The default location is eastus. The default Linux image is Canonical:ubuntu-26_04-lts:server:latest; native Windows defaults to MicrosoftWindowsServer:windowsserver2022:2022-datacenter-smalldisk-g2:latest. With architecture: arm64 or --arch arm64, Linux defaults switch to Canonical:ubuntu-26_04-lts:server-arm64:latest or the matching ubuntu-24_04-lts:server-arm64 image when --os ubuntu:24.04 is set. Windows ARM64 uses ARM64 VM sizes with the selected Windows Marketplace or custom image. Set azure.image / CRABBOX_AZURE_IMAGE as a Publisher:Offer:SKU:Version reference to override.

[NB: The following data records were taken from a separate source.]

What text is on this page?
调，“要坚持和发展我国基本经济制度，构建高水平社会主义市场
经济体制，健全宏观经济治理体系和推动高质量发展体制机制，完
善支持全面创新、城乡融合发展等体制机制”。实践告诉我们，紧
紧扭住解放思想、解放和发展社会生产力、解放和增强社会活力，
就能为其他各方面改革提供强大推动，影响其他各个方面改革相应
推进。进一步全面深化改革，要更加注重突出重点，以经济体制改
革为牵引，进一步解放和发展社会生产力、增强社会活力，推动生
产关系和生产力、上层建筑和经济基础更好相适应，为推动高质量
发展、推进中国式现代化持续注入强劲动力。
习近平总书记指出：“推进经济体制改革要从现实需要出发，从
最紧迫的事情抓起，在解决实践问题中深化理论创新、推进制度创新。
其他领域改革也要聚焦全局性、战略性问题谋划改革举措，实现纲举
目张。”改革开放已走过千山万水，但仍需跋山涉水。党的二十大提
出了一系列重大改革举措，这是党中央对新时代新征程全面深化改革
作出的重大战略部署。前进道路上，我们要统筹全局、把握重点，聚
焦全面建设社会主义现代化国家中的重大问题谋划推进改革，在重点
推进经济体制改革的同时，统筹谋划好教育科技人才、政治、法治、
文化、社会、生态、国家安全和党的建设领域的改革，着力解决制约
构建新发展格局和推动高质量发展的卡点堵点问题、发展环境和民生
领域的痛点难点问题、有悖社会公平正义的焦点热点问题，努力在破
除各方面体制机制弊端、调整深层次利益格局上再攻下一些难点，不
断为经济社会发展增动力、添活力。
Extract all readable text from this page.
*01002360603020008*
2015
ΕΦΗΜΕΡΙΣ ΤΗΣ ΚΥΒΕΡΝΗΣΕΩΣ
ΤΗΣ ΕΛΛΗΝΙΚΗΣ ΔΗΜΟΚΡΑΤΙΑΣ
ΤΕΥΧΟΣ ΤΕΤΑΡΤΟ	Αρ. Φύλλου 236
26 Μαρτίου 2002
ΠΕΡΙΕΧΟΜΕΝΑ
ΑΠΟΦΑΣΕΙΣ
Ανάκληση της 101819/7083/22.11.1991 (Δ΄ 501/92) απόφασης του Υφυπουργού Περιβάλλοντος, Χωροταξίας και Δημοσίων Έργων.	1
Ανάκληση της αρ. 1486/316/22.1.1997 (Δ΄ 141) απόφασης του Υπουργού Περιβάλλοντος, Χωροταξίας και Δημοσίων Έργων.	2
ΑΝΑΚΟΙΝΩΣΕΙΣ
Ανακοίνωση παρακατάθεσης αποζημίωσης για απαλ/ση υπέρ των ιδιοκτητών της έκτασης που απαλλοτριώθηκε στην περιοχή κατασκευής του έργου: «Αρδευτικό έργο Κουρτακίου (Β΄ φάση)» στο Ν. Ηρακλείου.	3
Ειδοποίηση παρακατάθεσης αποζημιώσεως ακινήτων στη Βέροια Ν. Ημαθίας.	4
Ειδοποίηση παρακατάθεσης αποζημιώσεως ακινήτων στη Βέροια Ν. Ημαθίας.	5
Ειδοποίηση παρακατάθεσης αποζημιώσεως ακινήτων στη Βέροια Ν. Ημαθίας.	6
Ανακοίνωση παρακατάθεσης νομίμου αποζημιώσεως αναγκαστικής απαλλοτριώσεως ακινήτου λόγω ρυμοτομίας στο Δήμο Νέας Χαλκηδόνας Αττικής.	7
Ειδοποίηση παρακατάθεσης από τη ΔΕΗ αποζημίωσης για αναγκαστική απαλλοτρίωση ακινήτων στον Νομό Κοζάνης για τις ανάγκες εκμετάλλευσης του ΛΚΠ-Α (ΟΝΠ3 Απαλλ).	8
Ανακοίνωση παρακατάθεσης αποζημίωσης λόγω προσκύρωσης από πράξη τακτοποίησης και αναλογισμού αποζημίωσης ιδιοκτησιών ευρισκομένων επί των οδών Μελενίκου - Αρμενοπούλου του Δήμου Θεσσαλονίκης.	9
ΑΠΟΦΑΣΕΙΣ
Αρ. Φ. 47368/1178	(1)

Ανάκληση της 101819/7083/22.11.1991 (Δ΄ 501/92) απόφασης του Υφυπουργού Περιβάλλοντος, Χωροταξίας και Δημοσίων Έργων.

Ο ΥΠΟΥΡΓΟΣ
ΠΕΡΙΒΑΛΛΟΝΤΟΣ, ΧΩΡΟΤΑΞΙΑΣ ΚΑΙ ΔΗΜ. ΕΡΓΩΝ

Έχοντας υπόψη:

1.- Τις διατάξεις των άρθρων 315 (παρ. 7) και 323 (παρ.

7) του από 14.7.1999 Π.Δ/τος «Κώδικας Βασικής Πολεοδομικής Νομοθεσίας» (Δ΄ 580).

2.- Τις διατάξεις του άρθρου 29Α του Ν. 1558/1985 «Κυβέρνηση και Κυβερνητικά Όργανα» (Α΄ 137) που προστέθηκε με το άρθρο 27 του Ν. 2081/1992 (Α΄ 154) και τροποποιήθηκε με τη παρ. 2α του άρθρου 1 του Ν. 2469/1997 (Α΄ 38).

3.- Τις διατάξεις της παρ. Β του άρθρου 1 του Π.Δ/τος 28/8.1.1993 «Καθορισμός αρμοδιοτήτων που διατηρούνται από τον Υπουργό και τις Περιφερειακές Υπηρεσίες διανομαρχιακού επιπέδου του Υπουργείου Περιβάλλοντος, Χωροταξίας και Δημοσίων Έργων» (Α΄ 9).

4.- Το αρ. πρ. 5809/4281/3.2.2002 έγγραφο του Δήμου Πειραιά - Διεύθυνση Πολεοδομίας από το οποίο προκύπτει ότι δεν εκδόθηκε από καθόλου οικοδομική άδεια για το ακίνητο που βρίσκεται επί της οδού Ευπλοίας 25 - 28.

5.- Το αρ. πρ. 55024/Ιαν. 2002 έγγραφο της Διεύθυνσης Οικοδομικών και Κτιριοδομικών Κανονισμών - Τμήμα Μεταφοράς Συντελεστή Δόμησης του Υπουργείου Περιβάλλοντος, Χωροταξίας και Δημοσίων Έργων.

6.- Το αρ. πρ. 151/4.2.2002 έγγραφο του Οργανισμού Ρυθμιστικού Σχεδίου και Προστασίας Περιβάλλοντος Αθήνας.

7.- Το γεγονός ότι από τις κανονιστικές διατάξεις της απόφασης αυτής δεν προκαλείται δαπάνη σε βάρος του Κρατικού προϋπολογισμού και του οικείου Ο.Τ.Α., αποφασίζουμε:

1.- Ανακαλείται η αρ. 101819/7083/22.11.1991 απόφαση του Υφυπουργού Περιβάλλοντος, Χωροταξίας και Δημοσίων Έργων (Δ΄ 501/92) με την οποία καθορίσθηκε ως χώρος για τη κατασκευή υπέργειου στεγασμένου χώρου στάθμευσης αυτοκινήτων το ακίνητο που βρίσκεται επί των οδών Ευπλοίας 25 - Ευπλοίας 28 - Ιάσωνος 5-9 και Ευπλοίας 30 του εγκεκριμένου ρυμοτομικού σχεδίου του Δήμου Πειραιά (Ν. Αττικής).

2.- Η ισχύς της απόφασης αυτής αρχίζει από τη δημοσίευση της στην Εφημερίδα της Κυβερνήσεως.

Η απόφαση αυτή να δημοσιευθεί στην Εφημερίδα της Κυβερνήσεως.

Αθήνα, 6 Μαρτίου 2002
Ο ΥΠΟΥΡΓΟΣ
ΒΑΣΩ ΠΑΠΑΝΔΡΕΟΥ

In brokered mode, use CRABBOX_AZURE_WINDOWS_ARM64_IMAGE on the coordinator to provide the default ARM64 Windows image without changing the global Azure image fallback for Linux or AMD64 Windows leases.
#VPN / Private Network
When you reach the Azure virtual network over a VPN, set azure.network: private in config or CRABBOX_AZURE_NETWORK=private in the environment. Crabbox then uses the VM NIC's private IP (e.g. 10.42.0.4) instead of the public IP for SSH connectivity.
azure:
network: private
export CRABBOX_AZURE_NETWORK=private
crabbox warmup --provider azure
When network is private but the NIC has no private IP yet, Crabbox falls back to the public IP. The default is public.
#Desktop
Azure Linux desktop leases use the standard VNC path: resize-capable TigerVNC, a lightweight XFCE session, VNC bound to 127.0.0.1:5900, and an SSH local tunnel created by crabbox vnc. Azure native Windows desktop leases use the shared managed Windows bootstrap to install TightVNC, create the local crabbox administrator, enable auto-logon, and expose VNC only through an SSH tunnel. The OpenSSH, Git for Windows, and TightVNC downloads are pinned and SHA-256 verified before extraction or execution. Azure WSL2 leases enable WSL, VirtualMachinePlatform, and HypervisorPlatform, update the WSL kernel, verify and import a versioned Ubuntu rootfs, and prepare the Linux-side crabbox-ready toolchain. Azure Windows does not provision browser/code targets.
#Cleanup
Direct cleanup is best-effort through Crabbox lease tags. crabbox cleanup --provider azure enumerates VMs in the configured resource group, skips kept or unexpired leases, and cascade-deletes expired ones. The shared resource group, vnet, subnet, and NSG are preserved.